When my sister got engaged this year and said nobody had volunteered to make the cake, my chance came! So I now have until May 2018 to perfect the flavours, recipes, style and techniques needed to make the perfect cake for my sister and her fiance. Project Wedding Cake was born and I will be taking every opportunity to make practice cakes to test recipes, flavour combinations and decoration every time I have an occasion with enough people to help me eat a large cake. After all, I have a bridesmaids dress to wear on the day so I can’t indulge too much in the practice bakes!!
The requested cake for the wedding will be three tiers, each with different flavours of sponge cake, and all decorated in a rustic style with buttercream. The first test cake is a vanilla and strawberry cake which was made for dessert for a family lunch with the in-laws.
Having done some research online I found the cake recipe I wanted to test which was by Eileen Gray at the Baking Sense blog. You can find the recipe I used in her Cake 101 – Vanilla Butter Cake post.
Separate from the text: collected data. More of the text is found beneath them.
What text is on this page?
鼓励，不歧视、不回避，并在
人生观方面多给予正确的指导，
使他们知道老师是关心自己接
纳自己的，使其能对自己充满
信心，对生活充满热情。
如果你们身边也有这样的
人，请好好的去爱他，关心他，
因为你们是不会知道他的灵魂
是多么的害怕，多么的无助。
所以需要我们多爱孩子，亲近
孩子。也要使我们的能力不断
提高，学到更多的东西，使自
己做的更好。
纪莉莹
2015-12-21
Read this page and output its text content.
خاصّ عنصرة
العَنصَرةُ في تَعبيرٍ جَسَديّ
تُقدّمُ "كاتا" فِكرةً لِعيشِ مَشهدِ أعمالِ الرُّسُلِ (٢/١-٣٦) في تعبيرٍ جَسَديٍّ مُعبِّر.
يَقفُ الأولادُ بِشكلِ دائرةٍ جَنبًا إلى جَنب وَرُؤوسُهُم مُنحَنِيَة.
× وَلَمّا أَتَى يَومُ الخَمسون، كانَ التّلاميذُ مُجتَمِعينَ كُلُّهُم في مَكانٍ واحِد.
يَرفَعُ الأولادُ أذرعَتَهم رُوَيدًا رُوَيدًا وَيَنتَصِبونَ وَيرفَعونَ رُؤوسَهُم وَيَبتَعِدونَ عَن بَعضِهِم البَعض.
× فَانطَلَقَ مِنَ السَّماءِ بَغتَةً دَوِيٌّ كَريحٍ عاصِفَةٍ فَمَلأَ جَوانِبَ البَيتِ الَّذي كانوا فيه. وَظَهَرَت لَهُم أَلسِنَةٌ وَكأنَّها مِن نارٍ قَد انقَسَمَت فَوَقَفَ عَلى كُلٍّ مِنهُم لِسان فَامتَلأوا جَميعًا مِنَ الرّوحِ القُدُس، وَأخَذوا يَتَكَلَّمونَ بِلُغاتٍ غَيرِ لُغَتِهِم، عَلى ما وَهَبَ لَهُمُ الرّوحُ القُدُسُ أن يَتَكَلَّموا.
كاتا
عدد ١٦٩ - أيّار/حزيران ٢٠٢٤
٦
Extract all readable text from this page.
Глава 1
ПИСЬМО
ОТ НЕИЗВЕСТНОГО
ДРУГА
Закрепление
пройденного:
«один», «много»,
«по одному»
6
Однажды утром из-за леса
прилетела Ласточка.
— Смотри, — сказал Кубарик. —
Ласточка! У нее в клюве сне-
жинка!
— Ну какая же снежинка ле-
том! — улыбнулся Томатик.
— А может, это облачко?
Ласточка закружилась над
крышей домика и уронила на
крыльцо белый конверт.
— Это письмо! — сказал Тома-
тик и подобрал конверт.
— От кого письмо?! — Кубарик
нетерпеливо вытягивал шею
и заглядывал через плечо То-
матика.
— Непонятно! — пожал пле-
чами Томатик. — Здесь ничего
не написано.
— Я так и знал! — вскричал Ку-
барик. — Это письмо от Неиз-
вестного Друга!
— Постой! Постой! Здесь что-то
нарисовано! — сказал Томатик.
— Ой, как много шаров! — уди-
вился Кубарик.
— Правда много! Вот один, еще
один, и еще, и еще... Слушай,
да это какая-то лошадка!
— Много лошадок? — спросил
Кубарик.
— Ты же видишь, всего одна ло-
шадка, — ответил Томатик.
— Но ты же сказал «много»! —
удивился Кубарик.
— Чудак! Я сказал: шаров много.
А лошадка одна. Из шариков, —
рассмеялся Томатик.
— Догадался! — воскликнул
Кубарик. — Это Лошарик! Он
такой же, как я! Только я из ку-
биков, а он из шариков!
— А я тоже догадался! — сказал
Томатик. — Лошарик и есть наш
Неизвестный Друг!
I found the recipe easy to follow and thought the reverse creaming method with whipped egg whites worked really well and made a light sponge which was still sturdy enough to use in a layered cake.
I used a traditional buttercream (butter and icing sugar) on the cake and for the filling between the layers I added some home made strawberry puree which made the icing delicious! I also used some jam between the layers to give some tangy fruit flavour.
I decorated the cake with strawberries, strawberry chocolate buttons and freeze dried strawberry powder. This was a excuse to use the buttons and strawberry powder that my husband bought me as a birthday treat from the Sous Chef website – something we just discovered but will definitely use again!


All in all I was really pleased with how the cake turned out. I didn’t have a buttercream smoother when I made this cake (I do now!) so it was difficult to get the sides and top really smooth. I only used the strawberry buttercream between the layers as my sister doesn’t want a pink cake! However it was delicious and the jam added extra tang. The only downside was that the buttercream was incredibly sweet so next time I will try an Italian meringue buttercream and see whether that works better.
The first bake for Project Wedding Cake was considered a success, as evidenced by how quickly the family managed to demolish it!